In a Samsung TU7000 vs TU8000 input comparison, the latter model has an edge, as it comes with more USB and HDMI inputs. For a more thorough rundown of these two models’ input specifications, check out the table below:
|Input Ports||Samsung TU7000||Samsung TU8000|
|HDMI Ports||2 HDMI 2.0 Ports||3 HDMI 2.0 Ports|
|USB Ports||1 USB 2.0 Ports||2 USB 2.0 Ports|
|Digital Optical Audio Out||1 Port||1 Port|
Additionally, both models have impressive input lag times. With the “Game Mode” feature enabled, you can count on remarkably low input lag across all supported resolutions. Looking into the specifics, the two TVs have response times of around ten milliseconds. This is noticeably better than the 25-millisecond standard separating TVs with good response times from average input lag.
Unfortunately, the TU7000 doesn’t support any voice control features. While it is compatible with the Samsung SmartThings remote app, its remote doesn’t have a built-in microphone. In contrast, the TU8000 comes with the recognizable and minimalistic Samsung remote that comes with most modern Samsung TV sets.
This remote includes a built-in microphone you can use to ask for the most common control demands. You can set up and use Samsung’s Bixby voice assistant, Google Assistant, or Amazon Alexa. Some of the most convenient ones include changing the screen brightness, switching the input, or searching apps.
That said, you can’t use it to search for content within the apps themselves. Still, as the TU7000 doesn’t include any voice control options, the TU8000 has a clear edge in this category.
Although we’ve discovered many differences between the two models in this Samsung TU7000 vs TU8000 comparison article, the two TVs are identical in their supported wireless technologies.
More precisely, both sets support Wi-Fi and Bluetooth. The latter technology is particularly convenient to have, as it enables you to connect additional speakers, a soundbar, headphones, or any other device you want to pair up with your TV set.

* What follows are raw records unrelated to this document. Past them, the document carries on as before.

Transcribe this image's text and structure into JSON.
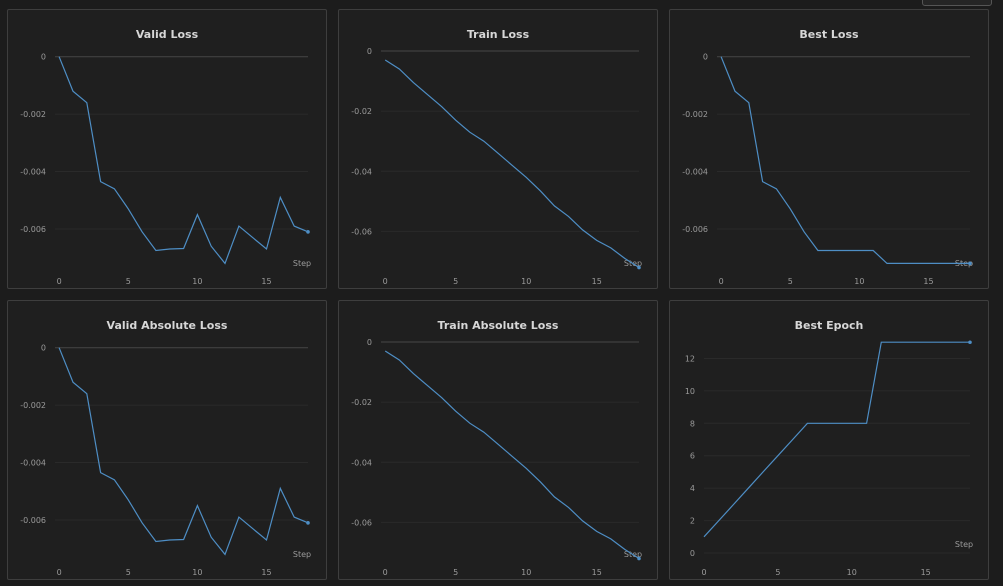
{
  "charts": [
    {
      "title": "Valid Loss",
      "xlabel": "Step",
      "chart_data": {
        "type": "line",
        "x": [
          0,
          1,
          2,
          3,
          4,
          5,
          6,
          7,
          8,
          9,
          10,
          11,
          12,
          13,
          14,
          15,
          16,
          17,
          18
        ],
        "y": [
          0,
          -0.0012,
          -0.0016,
          -0.00435,
          -0.0046,
          -0.0053,
          -0.0061,
          -0.00675,
          -0.0067,
          -0.00668,
          -0.0055,
          -0.0066,
          -0.0072,
          -0.0059,
          -0.0063,
          -0.0067,
          -0.0049,
          -0.0059,
          -0.0061
        ],
        "ylim": [
          -0.0075,
          0.0002
        ],
        "xlim": [
          -0.3,
          18
        ],
        "yticks": [
          0,
          -0.002,
          -0.004,
          -0.006
        ],
        "ytick_labels": [
          "0",
          "-0.002",
          "-0.004",
          "-0.006"
        ],
        "xticks": [
          0,
          5,
          10,
          15
        ],
        "xtick_labels": [
          "0",
          "5",
          "10",
          "15"
        ],
        "xlabel": "Step",
        "grid": true,
        "color": "#4e8ec5"
      }
    },
    {
      "title": "Train Loss",
      "xlabel": "Step",
      "chart_data": {
        "type": "line",
        "x": [
          0,
          1,
          2,
          3,
          4,
          5,
          6,
          7,
          8,
          9,
          10,
          11,
          12,
          13,
          14,
          15,
          16,
          17,
          18
        ],
        "y": [
          -0.003,
          -0.006,
          -0.0105,
          -0.0145,
          -0.0185,
          -0.023,
          -0.027,
          -0.03,
          -0.034,
          -0.038,
          -0.042,
          -0.0465,
          -0.0515,
          -0.055,
          -0.0595,
          -0.063,
          -0.0655,
          -0.069,
          -0.072
        ],
        "ylim": [
          -0.0735,
          0.001
        ],
        "xlim": [
          -0.3,
          18
        ],
        "yticks": [
          0,
          -0.02,
          -0.04,
          -0.06
        ],
        "ytick_labels": [
          "0",
          "-0.02",
          "-0.04",
          "-0.06"
        ],
        "xticks": [
          0,
          5,
          10,
          15
        ],
        "xtick_labels": [
          "0",
          "5",
          "10",
          "15"
        ],
        "xlabel": "Step",
        "grid": true,
        "color": "#4e8ec5"
      }
    },
    {
      "title": "Best Loss",
      "xlabel": "Step",
      "chart_data": {
        "type": "line",
        "x": [
          0,
          1,
          2,
          3,
          4,
          5,
          6,
          7,
          8,
          9,
          10,
          11,
          12,
          13,
          14,
          15,
          16,
          17,
          18
        ],
        "y": [
          0,
          -0.0012,
          -0.0016,
          -0.00435,
          -0.0046,
          -0.0053,
          -0.0061,
          -0.00675,
          -0.00675,
          -0.00675,
          -0.00675,
          -0.00675,
          -0.0072,
          -0.0072,
          -0.0072,
          -0.0072,
          -0.0072,
          -0.0072,
          -0.0072
        ],
        "ylim": [
          -0.0075,
          0.0002
        ],
        "xlim": [
          -0.3,
          18
        ],
        "yticks": [
          0,
          -0.002,
          -0.004,
          -0.006
        ],
        "ytick_labels": [
          "0",
          "-0.002",
          "-0.004",
          "-0.006"
        ],
        "xticks": [
          0,
          5,
          10,
          15
        ],
        "xtick_labels": [
          "0",
          "5",
          "10",
          "15"
        ],
        "xlabel": "Step",
        "grid": true,
        "color": "#4e8ec5"
      }
    },
    {
      "title": "Valid Absolute Loss",
      "xlabel": "Step",
      "chart_data": {
        "type": "line",
        "x": [
          0,
          1,
          2,
          3,
          4,
          5,
          6,
          7,
          8,
          9,
          10,
          11,
          12,
          13,
          14,
          15,
          16,
          17,
          18
        ],
        "y": [
          0,
          -0.0012,
          -0.0016,
          -0.00435,
          -0.0046,
          -0.0053,
          -0.0061,
          -0.00675,
          -0.0067,
          -0.00668,
          -0.0055,
          -0.0066,
          -0.0072,
          -0.0059,
          -0.0063,
          -0.0067,
          -0.0049,
          -0.0059,
          -0.0061
        ],
        "ylim": [
          -0.0075,
          0.0002
        ],
        "xlim": [
          -0.3,
          18
        ],
        "yticks": [
          0,
          -0.002,
          -0.004,
          -0.006
        ],
        "ytick_labels": [
          "0",
          "-0.002",
          "-0.004",
          "-0.006"
        ],
        "xticks": [
          0,
          5,
          10,
          15
        ],
        "xtick_labels": [
          "0",
          "5",
          "10",
          "15"
        ],
        "xlabel": "Step",
        "grid": true,
        "color": "#4e8ec5"
      }
    },
    {
      "title": "Train Absolute Loss",
      "xlabel": "Step",
      "chart_data": {
        "type": "line",
        "x": [
          0,
          1,
          2,
          3,
          4,
          5,
          6,
          7,
          8,
          9,
          10,
          11,
          12,
          13,
          14,
          15,
          16,
          17,
          18
        ],
        "y": [
          -0.003,
          -0.006,
          -0.0105,
          -0.0145,
          -0.0185,
          -0.023,
          -0.027,
          -0.03,
          -0.034,
          -0.038,
          -0.042,
          -0.0465,
          -0.0515,
          -0.055,
          -0.0595,
          -0.063,
          -0.0655,
          -0.069,
          -0.072
        ],
        "ylim": [
          -0.0735,
          0.001
        ],
        "xlim": [
          -0.3,
          18
        ],
        "yticks": [
          0,
          -0.02,
          -0.04,
          -0.06
        ],
        "ytick_labels": [
          "0",
          "-0.02",
          "-0.04",
          "-0.06"
        ],
        "xticks": [
          0,
          5,
          10,
          15
        ],
        "xtick_labels": [
          "0",
          "5",
          "10",
          "15"
        ],
        "xlabel": "Step",
        "grid": true,
        "color": "#4e8ec5"
      }
    },
    {
      "title": "Best Epoch",
      "xlabel": "Step",
      "chart_data": {
        "type": "line",
        "x": [
          0,
          1,
          2,
          3,
          4,
          5,
          6,
          7,
          8,
          9,
          10,
          11,
          12,
          13,
          14,
          15,
          16,
          17,
          18
        ],
        "y": [
          1,
          2,
          3,
          4,
          5,
          6,
          7,
          8,
          8,
          8,
          8,
          8,
          13,
          13,
          13,
          13,
          13,
          13,
          13
        ],
        "ylim": [
          0,
          13.2
        ],
        "xlim": [
          0,
          18
        ],
        "yticks": [
          0,
          2,
          4,
          6,
          8,
          10,
          12
        ],
        "ytick_labels": [
          "0",
          "2",
          "4",
          "6",
          "8",
          "10",
          "12"
        ],
        "xticks": [
          0,
          5,
          10,
          15
        ],
        "xtick_labels": [
          "0",
          "5",
          "10",
          "15"
        ],
        "xlabel": "Step",
        "grid": true,
        "color": "#4e8ec5"
      }
    }
  ]
}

Despite the TU8000 being the slightly better model, it doesn’t have any standout features that set it apart from the TU7000. That said, the two TVs have one feature that differentiates them from non-Samsung TVs. Both models come with HDR10+, an enhanced version of HDR10 that adds dynamic metadata, much like Dolby Vision.
On the flip side, the two models lack many features, especially those essential for gamers. They have a fixed native refresh rate, as neither TV possesses a VRR feature. Moreover, neither the TU7000 nor the TU8000 is compatible with FreeSync or G-SYNC.
To sum up this Samsung TU7000 vs TU8000 post, we’d say that the latter model is undoubtedly a stronger performer and a better choice overall. The TU7000 doesn’t outperform the TU8000 in any notable category apart from gradient handling. Its main advantage is the more affordable price tag it comes with.
On the other hand, the TU8000 is better or equally as good as the TU7000 in every other category. It has faster response times, a higher contrast ratio and delivers better peak brightness values. Lastly, it also supports voice control features.